Bachelor in College Orgs, Major in Everything
- The Communicator
- 6 minutes ago
- 3 min read
Through the experience you signed up for and still ended up surprising you—for those who lived through the ungraded but unforgettable subject called college organizations.

For those who dared to sign up with shaking hands. For those who found their second home in meetings. For those who lived for deadlines, stayed late for events, and still chose to show up the next morning.
Because while the college classes gave us lessons, our orgs gave us stories—messy, magical, and life-altering.
Freshmen Year: DP Blasts, Booths, Beginnings
It begins with a decision, an application to what should be “just an extra endeavor”. A name written in haste, a hesitant signature, and the thrill of not knowing what lies ahead.

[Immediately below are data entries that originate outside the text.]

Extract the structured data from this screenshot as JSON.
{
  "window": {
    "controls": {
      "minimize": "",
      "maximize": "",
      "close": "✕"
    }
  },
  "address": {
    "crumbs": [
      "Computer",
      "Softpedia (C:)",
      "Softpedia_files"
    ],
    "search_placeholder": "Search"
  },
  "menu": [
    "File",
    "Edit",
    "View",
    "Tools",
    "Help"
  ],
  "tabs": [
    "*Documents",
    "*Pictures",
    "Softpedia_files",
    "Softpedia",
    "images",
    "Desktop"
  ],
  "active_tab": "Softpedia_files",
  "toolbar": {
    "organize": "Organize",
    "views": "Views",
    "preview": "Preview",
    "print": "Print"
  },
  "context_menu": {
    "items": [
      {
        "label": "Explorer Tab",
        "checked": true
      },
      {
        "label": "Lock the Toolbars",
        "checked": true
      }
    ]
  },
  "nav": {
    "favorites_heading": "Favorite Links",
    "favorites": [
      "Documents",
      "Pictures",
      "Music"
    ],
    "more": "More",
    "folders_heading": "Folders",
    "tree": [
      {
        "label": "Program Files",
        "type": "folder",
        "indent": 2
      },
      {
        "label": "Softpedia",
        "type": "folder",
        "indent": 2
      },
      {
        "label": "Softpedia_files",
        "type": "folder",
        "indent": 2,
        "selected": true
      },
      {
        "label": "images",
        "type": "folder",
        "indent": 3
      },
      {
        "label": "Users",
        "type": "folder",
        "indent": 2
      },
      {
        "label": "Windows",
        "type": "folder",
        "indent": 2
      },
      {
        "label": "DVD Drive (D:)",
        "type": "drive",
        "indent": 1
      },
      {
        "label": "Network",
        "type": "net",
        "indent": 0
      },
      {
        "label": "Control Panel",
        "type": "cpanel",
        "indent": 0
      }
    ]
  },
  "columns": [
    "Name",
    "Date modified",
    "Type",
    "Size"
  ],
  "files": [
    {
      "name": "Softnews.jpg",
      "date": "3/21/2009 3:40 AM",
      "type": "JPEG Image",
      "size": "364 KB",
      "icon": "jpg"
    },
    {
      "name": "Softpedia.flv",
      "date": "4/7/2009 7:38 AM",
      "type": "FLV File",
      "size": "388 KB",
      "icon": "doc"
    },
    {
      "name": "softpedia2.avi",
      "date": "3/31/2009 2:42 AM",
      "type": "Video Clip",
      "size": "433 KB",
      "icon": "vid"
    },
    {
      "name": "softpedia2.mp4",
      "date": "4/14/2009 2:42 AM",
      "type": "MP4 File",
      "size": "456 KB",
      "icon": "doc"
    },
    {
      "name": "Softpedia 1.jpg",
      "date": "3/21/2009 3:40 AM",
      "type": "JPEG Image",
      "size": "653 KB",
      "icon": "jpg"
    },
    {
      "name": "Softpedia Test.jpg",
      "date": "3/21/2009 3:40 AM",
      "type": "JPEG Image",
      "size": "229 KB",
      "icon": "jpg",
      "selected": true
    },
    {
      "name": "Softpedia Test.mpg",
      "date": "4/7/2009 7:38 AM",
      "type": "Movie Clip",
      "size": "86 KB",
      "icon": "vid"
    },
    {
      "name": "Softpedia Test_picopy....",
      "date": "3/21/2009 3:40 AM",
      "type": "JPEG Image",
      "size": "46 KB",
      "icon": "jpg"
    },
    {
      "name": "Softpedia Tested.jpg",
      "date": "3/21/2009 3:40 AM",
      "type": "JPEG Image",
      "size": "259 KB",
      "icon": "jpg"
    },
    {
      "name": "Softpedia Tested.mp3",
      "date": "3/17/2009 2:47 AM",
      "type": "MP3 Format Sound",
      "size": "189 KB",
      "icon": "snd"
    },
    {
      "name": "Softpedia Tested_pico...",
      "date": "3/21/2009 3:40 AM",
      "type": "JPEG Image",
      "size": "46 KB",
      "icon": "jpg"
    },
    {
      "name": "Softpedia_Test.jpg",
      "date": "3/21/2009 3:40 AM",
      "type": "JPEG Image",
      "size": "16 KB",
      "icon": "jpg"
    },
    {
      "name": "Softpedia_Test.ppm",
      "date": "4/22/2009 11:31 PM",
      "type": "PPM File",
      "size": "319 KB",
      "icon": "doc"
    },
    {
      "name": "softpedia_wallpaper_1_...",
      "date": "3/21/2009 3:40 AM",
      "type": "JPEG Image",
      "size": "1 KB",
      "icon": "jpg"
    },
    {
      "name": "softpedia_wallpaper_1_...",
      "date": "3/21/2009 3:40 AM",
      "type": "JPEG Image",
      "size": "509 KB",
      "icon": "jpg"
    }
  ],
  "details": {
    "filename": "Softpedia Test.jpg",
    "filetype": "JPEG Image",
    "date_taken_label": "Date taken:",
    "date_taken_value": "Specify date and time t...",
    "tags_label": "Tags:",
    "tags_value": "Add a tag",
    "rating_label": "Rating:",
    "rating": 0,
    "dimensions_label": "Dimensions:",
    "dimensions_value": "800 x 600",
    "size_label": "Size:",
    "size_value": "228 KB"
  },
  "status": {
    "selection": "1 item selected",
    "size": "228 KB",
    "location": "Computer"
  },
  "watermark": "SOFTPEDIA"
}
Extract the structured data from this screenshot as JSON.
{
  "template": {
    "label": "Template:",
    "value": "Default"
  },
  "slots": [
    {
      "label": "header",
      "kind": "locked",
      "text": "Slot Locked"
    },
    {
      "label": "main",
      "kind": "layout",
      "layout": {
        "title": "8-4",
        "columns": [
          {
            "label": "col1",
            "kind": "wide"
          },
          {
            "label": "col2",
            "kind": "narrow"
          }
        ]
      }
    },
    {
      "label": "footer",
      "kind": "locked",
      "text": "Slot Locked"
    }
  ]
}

The application era is more than the invitations and flyers—it is where we first met the faces who would turn into constants. The promise of belonging lured us in. The idea that we could matter in something bigger than ourselves sealed the deal.
We were freshmen eager to collect every org there is like a badges of honor along with our student IDs, not yet realizing we were about to collect fragments of ourselves in the process—because who you are in college is never only about the program you took but the community you consciously chose to be a part of.
Sophomore Stage: New Routes, New Roles
Soon, that ‘org life’ became a calendar. Posters, deadlines, and run-throughs filled our days. There were sleepless nights spent taping tarpaulins, whispered pep talks behind curtains, and that collective sigh of relief when the lights dimmed and the spotlight turned on.
Every event felt like a festival—an explosion of creativity and chaos. For outsiders, it was just a program. For us, it was months of planning, dozens of arguments, and countless inside jokes stitched into one fleeting night.
You learn more about yourself by sitting with orgmates who share the same humor and dreams as you. Suddenly, you find the mundane tasks as worthwhile as the big tasks—you are living for the events as much or even more than the classes.
If classes measured knowledge, events measured resilience. They teach us that no matter how much goes wrong, the show must go on—and somehow, we always pull it off.
Junior Year: Taking Charge, Training for Changes
Then, came the promotions we never applied for—responsibilities handed down with trust and expectation.
Suddenly, we are more than just members; we were presidents, secretaries, creatives, finance heads. Titles etched not in stone but in late-night group chats.
Coffee shops became frequented like concrete witnesses to how hearts are poured into projects.
The ‘org life’ is not just an escape from the typical college life, it becomes the college life itself.
Leadership in orgs was never about prestige. It was about learning how to listen when voices clash, how to decide when everyone waits for direction, and how to carry weight even when your knees are shaking.
Here, we discovered that authority is not about being the loudest, but about amplifying others. That courage is not the absence of fear, but the decision to show up despite it.
Senior Year: Marching Through the Last Minutes
And then, before we knew it, the minutes turned into years. The cafes emptied, the banners were stored away, and the last general assembly became a bittersweet goodbye.
Graduation is not just an academic milestone; it is an org member’s curtain call. We leave not only with diplomas, but with scars from mistakes, pride from victories, and friendships that will outlive the campus gates.
Looking back, org life was our unofficial degree—a Bachelor in College Orgs. It trained us to negotiate, to compromise, to persevere, and to lead with heart.
Because someday, when work becomes routine and the world feels too vast, we will remember that once, in our small corners of the university, we built something that mattered.
You were not just in college and you were not just involved—you actually had two degrees: one was graded by numbers and the other, remembered by the people who shared not just the same interests but the same passion that no classroom can ever teach.